Thanks for an excellent article Roger and for bringing attention to this issue.
As you point out, the data error and methodological problems have been known by Nature for a year, and yet the paper is still up on the website and policy still relies on it. How can that happen when we are told that the roving eye of the global scientific community is always scanning research for errors, even after the vetting of the peer reviewers, so that we can be confident about the results? I think the answer is that the academic review process is actually highly insular, non-transparent, and restrictive, with unamed and unseen editors having disproportionate power over which papers are published and which aren't.
When you look at the referee reports for the Nature article, you can see the influence of the editors in getting the article approved for publication. Referee 2 had dug in, making the very legitimate point that Kotz et al had not justified the functional form of their model. Kotz et al continued to refuse to do so. Referee 2 finally said "Further the discussion of the robustness of the results to alternative specifications in the main text seems to be - “other literature suggests the work is robust.” But we also know from previous work that robustness in one specification will not carry to another. So the reluctance to demonstrate that the results are robust to alternative specifications could be a concern." Referee 2 seemed to moving towards recommending a rejection of the paper.
Suddenly, in Revision 3, Referee 2 was gone, replaced by Referee 4, who dismissed Referee 2's concerns with:
"This is what R2 is getting at, and yet in my view R2 hasn’t found a ‘smoking gun’. Rather, they are just raising a generic concern about model specification. It doesn’t help that the paper relies on previously published work – it is unreasonable for referees to evaluate a whole history of published work and difficult to take it on faith that previous publications have always been carefully and properly refereed. But still, given how generic R2’s complaint is here, it is difficult to know concretely what the authors could reasonably do to respond. Therefore, I side with the authors here." Referee 4, after a few minor asks, went on to quickly approve the paper's publication.

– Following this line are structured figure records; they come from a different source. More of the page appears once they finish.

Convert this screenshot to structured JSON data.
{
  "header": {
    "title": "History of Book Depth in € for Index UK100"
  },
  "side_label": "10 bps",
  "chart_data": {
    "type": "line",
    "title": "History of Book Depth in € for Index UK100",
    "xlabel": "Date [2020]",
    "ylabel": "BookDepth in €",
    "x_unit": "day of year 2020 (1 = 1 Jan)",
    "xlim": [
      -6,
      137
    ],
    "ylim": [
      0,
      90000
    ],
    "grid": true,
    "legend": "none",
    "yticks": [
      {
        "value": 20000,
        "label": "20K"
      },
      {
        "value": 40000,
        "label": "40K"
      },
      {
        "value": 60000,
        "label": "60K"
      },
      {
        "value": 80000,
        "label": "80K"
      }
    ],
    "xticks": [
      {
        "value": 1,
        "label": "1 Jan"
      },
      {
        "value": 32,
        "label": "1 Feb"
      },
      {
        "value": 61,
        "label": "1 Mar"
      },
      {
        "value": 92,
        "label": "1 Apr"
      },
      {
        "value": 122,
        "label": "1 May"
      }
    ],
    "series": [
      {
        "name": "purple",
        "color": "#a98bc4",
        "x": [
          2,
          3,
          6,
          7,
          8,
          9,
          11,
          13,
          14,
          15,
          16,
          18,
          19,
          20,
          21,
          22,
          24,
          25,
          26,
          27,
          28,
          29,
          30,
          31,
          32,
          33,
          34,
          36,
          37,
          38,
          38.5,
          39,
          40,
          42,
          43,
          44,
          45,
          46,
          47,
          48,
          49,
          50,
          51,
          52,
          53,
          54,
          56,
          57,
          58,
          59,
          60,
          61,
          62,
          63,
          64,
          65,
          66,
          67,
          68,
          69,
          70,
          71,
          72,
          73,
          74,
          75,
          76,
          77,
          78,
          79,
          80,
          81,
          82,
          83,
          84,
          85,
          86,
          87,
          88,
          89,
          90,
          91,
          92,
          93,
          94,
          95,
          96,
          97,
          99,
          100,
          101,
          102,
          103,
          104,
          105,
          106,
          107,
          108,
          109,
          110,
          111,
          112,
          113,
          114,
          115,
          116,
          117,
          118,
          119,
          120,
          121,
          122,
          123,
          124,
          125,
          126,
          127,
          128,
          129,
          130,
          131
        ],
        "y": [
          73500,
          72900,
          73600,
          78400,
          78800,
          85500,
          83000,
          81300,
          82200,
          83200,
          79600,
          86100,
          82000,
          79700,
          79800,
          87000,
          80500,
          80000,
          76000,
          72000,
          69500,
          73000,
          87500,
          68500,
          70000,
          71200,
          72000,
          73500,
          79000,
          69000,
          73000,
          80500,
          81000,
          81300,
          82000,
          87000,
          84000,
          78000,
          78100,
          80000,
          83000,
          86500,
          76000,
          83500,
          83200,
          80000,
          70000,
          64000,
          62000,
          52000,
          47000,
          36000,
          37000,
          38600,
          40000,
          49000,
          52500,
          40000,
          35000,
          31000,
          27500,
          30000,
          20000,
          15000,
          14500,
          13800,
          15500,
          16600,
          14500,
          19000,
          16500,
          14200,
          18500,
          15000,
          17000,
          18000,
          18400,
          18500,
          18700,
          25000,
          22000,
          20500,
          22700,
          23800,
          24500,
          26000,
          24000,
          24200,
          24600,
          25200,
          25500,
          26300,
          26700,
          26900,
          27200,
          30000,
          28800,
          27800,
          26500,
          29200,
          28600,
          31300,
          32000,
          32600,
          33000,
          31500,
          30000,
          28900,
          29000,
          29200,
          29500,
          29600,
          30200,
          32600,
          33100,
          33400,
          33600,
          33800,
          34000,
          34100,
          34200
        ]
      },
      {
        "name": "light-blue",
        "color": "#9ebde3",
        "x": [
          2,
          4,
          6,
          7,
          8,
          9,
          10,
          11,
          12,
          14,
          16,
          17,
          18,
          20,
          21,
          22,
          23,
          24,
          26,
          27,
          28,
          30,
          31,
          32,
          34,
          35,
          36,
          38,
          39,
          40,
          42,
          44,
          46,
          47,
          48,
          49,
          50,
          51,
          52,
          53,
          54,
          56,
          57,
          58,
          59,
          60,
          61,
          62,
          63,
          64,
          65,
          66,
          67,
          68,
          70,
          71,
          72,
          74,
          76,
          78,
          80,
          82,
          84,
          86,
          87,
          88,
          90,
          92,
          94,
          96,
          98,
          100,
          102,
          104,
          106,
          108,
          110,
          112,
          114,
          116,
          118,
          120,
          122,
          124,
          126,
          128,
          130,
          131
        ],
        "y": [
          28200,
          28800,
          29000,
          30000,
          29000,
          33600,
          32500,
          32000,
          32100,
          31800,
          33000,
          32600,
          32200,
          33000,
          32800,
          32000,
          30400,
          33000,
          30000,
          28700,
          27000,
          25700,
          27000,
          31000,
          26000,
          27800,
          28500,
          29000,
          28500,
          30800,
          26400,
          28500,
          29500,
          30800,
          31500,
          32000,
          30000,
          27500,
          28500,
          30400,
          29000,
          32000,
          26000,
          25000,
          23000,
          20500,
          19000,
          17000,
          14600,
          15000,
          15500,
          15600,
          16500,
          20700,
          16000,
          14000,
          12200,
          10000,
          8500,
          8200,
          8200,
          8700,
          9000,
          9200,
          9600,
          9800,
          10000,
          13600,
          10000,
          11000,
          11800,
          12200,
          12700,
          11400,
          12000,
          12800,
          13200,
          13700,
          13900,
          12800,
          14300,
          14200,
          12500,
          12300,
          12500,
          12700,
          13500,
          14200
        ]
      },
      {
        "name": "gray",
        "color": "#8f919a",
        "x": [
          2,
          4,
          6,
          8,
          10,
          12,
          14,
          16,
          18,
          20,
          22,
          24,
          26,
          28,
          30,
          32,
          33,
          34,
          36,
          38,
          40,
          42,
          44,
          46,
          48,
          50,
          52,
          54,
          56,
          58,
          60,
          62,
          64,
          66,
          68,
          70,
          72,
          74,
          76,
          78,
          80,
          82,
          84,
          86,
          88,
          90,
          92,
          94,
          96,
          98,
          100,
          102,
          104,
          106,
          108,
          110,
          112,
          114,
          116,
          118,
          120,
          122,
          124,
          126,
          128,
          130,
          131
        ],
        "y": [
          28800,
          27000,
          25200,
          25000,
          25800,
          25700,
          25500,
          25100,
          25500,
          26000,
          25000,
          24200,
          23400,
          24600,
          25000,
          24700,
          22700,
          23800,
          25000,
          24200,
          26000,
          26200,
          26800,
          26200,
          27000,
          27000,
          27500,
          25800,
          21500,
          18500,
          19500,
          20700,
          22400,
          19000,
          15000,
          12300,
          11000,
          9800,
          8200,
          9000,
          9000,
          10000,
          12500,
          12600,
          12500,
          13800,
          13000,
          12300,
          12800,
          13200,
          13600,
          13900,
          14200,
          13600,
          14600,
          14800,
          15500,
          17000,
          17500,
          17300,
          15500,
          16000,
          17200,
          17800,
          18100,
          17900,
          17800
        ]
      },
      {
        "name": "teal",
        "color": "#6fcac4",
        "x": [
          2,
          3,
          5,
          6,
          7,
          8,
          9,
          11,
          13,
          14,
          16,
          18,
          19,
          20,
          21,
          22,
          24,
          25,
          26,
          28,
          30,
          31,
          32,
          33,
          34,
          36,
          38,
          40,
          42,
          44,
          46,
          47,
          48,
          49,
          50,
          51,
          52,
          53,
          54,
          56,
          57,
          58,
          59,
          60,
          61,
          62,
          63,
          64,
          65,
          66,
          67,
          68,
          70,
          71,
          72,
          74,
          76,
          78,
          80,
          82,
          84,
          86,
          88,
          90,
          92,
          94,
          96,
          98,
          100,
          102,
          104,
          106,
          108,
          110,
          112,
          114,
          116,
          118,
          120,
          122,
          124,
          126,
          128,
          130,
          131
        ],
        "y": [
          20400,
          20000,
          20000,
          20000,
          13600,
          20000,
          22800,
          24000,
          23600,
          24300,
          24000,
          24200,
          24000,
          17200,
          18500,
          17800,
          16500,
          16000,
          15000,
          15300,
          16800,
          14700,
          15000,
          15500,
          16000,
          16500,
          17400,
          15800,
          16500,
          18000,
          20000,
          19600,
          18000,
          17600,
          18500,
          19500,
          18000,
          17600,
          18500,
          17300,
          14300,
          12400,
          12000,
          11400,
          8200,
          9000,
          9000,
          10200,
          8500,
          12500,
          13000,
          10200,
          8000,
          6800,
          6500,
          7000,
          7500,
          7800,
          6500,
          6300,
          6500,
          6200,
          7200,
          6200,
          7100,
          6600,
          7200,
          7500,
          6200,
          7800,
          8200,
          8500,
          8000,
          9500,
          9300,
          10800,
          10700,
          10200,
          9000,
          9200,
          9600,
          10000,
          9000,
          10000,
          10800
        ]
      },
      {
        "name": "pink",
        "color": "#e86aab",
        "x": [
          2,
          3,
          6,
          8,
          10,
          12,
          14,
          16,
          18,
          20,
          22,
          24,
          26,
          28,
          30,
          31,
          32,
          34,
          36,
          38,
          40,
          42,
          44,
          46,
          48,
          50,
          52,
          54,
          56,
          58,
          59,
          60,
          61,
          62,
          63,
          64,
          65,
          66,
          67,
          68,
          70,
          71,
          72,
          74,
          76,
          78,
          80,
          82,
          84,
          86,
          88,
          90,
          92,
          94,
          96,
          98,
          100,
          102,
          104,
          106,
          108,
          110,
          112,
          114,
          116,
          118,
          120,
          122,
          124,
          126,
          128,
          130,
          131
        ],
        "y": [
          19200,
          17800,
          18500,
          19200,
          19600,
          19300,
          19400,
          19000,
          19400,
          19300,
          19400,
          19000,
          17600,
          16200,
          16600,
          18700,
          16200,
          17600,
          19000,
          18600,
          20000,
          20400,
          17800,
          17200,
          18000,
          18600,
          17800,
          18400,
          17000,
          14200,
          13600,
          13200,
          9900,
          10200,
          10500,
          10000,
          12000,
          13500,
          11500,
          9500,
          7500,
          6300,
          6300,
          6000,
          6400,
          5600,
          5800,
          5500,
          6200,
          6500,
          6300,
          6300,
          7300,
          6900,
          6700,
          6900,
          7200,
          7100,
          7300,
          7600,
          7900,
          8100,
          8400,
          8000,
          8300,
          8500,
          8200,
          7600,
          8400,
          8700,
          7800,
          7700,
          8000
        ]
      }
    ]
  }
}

In my view, Referee 4's dismissal of Referee 2 is absurd. It's very clear what Referee 2 was asking the authors to do--in the absence of an argument for the specific model they chose, check reasonable alternative specifications to make sure the results were robust to them. If the authors had done what referee 2 asked, the paper would have been in serious trouble. For example, if they had checked the robustness of the results with respect to a quadratic time trend (which they later put in the revised paper to deal with the data error) it would have been clear that the model is too sensitive to reasonable specification changes and it would have been rejected.
The editors decide which referees they will bring in. If they wanted to spike the paper, they could have selected a referee who agreed with Referee 2.
Editors also decide who is allowed to comment and who isn't. We don't know if any other academic or non-academic critiques were submitted that the editors rejected. We do know that Nature knows about my critique (because I sent it to them), but they ignored it, as did the authors. In fact, the revised paper says it is responding to the two critiques they received, ignoring mine even though I sent it to the corresponding author directly. Rather than being an open process, the academic review process is closed, controlled, and non-transparent. The only reason we know about the data error and methodological problems is that Nature chose to tell us that much, way after the fact too.